Migrating to a Modern Structure
For accounts with thousands of ad groups and years of history, the fear of performance damage during migration is real. The safest approach involves:
- Mapping Objectives: Start with your business goals and how they translate to Google Ads.
- Phased Rollout: Begin with lower-priority, lower-volume campaigns as a sandbox to test and iterate.
- Budget Consolidation: If campaigns share the same performance goals, consider shared budgets to allow budget to flow fluidly where it’s most effective.
Google is actively working to make its models robust against structural changes, aiming to minimise performance fluctuations.
Key Considerations for Mapping Your Structure
- Define Your Goals: What are your overarching business objectives?
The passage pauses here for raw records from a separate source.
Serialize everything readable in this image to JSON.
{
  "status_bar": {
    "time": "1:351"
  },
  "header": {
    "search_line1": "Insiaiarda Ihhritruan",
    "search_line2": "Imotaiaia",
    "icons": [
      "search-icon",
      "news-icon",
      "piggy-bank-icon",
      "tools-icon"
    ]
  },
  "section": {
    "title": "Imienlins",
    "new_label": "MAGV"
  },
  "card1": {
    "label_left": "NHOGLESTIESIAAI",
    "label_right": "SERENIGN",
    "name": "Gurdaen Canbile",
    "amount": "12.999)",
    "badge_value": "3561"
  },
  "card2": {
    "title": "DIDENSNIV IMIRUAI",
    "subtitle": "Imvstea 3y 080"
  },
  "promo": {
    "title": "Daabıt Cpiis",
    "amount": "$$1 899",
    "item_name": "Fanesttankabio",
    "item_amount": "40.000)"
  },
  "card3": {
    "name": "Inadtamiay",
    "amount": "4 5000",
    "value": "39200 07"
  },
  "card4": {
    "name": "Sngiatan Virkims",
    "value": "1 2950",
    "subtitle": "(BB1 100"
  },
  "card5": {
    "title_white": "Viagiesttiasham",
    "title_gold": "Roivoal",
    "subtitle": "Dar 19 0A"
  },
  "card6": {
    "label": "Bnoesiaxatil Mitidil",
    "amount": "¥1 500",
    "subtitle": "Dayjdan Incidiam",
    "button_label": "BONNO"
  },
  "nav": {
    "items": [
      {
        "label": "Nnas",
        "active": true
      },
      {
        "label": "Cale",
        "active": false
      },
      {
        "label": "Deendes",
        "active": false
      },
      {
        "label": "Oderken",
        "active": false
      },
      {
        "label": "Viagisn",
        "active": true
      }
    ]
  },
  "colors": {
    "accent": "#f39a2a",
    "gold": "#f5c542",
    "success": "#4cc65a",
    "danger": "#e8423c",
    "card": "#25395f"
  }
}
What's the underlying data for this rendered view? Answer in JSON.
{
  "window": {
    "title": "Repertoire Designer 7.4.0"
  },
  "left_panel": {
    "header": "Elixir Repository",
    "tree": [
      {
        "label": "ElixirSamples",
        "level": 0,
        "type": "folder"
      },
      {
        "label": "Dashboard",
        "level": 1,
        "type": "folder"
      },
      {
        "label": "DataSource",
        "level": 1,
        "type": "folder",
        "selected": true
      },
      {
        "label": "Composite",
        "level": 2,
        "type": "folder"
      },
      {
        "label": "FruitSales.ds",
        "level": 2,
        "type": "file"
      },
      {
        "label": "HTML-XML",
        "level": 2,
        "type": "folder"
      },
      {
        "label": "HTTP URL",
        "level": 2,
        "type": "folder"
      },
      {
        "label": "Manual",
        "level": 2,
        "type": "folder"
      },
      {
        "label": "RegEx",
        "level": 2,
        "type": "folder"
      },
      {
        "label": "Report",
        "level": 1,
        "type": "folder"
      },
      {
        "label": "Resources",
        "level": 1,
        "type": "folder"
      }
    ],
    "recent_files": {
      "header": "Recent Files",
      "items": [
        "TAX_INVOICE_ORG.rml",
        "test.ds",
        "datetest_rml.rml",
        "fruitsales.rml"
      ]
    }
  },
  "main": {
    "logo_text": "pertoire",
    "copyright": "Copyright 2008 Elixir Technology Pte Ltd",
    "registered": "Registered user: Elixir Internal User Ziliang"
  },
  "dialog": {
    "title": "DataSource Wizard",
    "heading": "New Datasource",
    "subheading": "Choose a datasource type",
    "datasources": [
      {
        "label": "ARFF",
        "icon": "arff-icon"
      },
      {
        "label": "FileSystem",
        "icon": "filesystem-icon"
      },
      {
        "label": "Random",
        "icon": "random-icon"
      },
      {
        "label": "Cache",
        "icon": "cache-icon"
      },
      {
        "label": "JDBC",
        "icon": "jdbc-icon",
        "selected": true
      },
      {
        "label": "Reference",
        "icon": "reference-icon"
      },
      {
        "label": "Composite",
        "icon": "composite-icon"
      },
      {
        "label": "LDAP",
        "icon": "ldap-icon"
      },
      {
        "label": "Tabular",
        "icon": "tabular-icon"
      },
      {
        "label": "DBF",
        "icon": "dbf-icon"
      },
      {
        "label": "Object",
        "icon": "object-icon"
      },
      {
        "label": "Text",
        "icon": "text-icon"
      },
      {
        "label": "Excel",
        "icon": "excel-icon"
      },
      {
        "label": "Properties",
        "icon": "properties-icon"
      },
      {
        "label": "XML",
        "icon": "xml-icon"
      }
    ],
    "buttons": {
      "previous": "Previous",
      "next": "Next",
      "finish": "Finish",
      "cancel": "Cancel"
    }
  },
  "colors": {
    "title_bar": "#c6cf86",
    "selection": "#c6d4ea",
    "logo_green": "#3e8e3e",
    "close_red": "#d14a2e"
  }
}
- Thematic Breakdowns: How can you represent your business structure and marketing messages logically in Google Ads, remembering keywords are a means to an end?
- Be Curious and Test: Embrace new features like AI Max, explore bidding strategies, and experiment with creative controls. Don’t let fear of change hold you back.
What’s Next?
Google is focused on foundational quality improvements across query matching, bidding, and creatives. They are also exploring the evolution of search in the AI era, with exciting developments planned for later in the year. Advertiser feedback is crucial, and Google is committed to listening and responding to improve quality of life and address key advertiser pain points.
Community Q&A
Eligibility for AI Overviews and AI Mode:
To serve ads within AI overviews, Google considers both the user query and AI overview content. Broad match keywords or keyword lists in AI Max/PMax and Dynamic Search Ads are eligible. Even if exact match keywords are present, ads trigger based on deeper intent, not just exact query matching.
Exact vs. Broad Match in AI Overviews:
Previously, if an exact match keyword existed, it could prevent a broad match keyword from triggering in AI overviews. This has been updated: the presence of an exact match keyword will not prevent a broad match keyword from triggering an ad in an AI overview, as exact match keywords are not eligible for AI overviews themselves.
Unexpected Matches in AI Max:
Recent observations of unexpected matches attributed to AI Max, rather than keywords, have been investigated. In some cases, these occurred due to auto-complete suggestions in map searches. Standard keyword matching might miss these partial queries, but AI Max can connect them due to its ability to infer intent, especially in experiences like Lens and AI overviews. Google plans to improve transparency around these types of searches and update its help centre.